What to build first?The system required to get all of the possible benefits of every one of these use cases will require substantial work. In this section, we propose a somewhat more limited scope as an initial goal.
We suggest that phonetic and phonological transcription are a particularly well-suited task for this sort of distributed data-sharing. Technology and standards are well-defined for sharing audio and transcriptions (essentially, text).
The issues of sharing audio and transcriptions among field researchers, their assistants, professional and student transcribers, and arbitrators are not simple, because they involve tracking meta-information, access control, and revision control. Software developers, for their own needs, have developed good tools for dealing with most of these issues.
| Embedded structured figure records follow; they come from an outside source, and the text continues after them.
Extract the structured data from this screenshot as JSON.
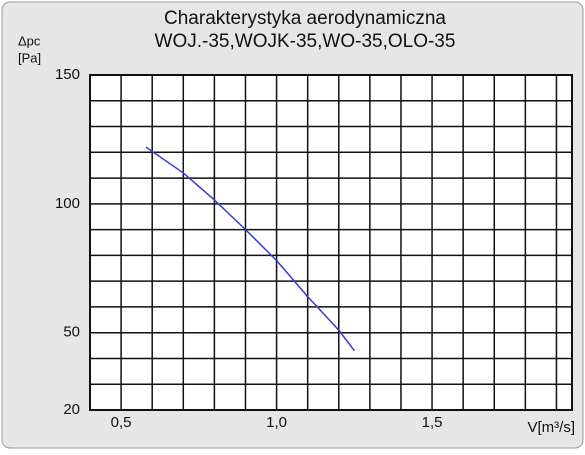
{
  "chart_data": {
    "type": "line",
    "title": "Charakterystyka aerodynamiczna",
    "subtitle": "WOJ.-35,WOJK-35,WO-35,OLO-35",
    "ylabel": "Δpc",
    "yunit": "[Pa]",
    "xlabel": "V[m³/s]",
    "x": [
      0.58,
      0.7,
      0.8,
      0.9,
      1.0,
      1.1,
      1.2,
      1.25
    ],
    "series": [
      {
        "color": "#3a3adb",
        "values": [
          122,
          112,
          101.5,
          90,
          78,
          64,
          51,
          43
        ]
      }
    ],
    "xlim": [
      0.4,
      1.95
    ],
    "ylim": [
      20,
      150
    ],
    "xticks": [
      {
        "value": 0.5,
        "label": "0,5"
      },
      {
        "value": 1.0,
        "label": "1,0"
      },
      {
        "value": 1.5,
        "label": "1,5"
      }
    ],
    "yticks": [
      20,
      50,
      100,
      150
    ],
    "xminor": [
      0.6,
      0.7,
      0.8,
      0.9,
      1.1,
      1.2,
      1.3,
      1.4,
      1.6,
      1.7,
      1.8,
      1.9
    ],
    "yminor": [
      30,
      40,
      60,
      70,
      80,
      90,
      110,
      120,
      130,
      140
    ],
    "grid": true
  }
}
Limiting the scope of this tool initially to audio files and multiple text transcriptions of those files would make working out these challenges somewhat simpler --- and thus more easily, in the future, extended to other forms of annotation (e.g., coding features that depend on other annotations, such as syntax above transcription).
Building the infrastructure for simple collaboration on transcription, however, would be a useful contribution to
- Fieldworkers
- Linguistics education - students and faculty
- Sharing of transcriptions - between fieldworkers and their research colleagues
- Collaboration among remote researchers (even when none of them are fieldworkers)
ConclusionToo often, discussions about "tools" are really discussions not about tools, but about how to make our tools interoperate, how to make sure that doing work on tools or data gets proper attribution (or the related question: how it gets funding), or one of several other concerns that are -- at root -- questions outside of the tools
themselves.
We have tools. The technology for sharing data, for managing access, revision history, redundancy, and privacy already exists, and is in use on the Internet every day. As the linguistics research community, we are not using the tools that exist for these tasks -- and some work must be done in order to use them to our (and their!) best ability. Nevertheless, the tools exist, and the next generation of linguists will thank us for already having them in place.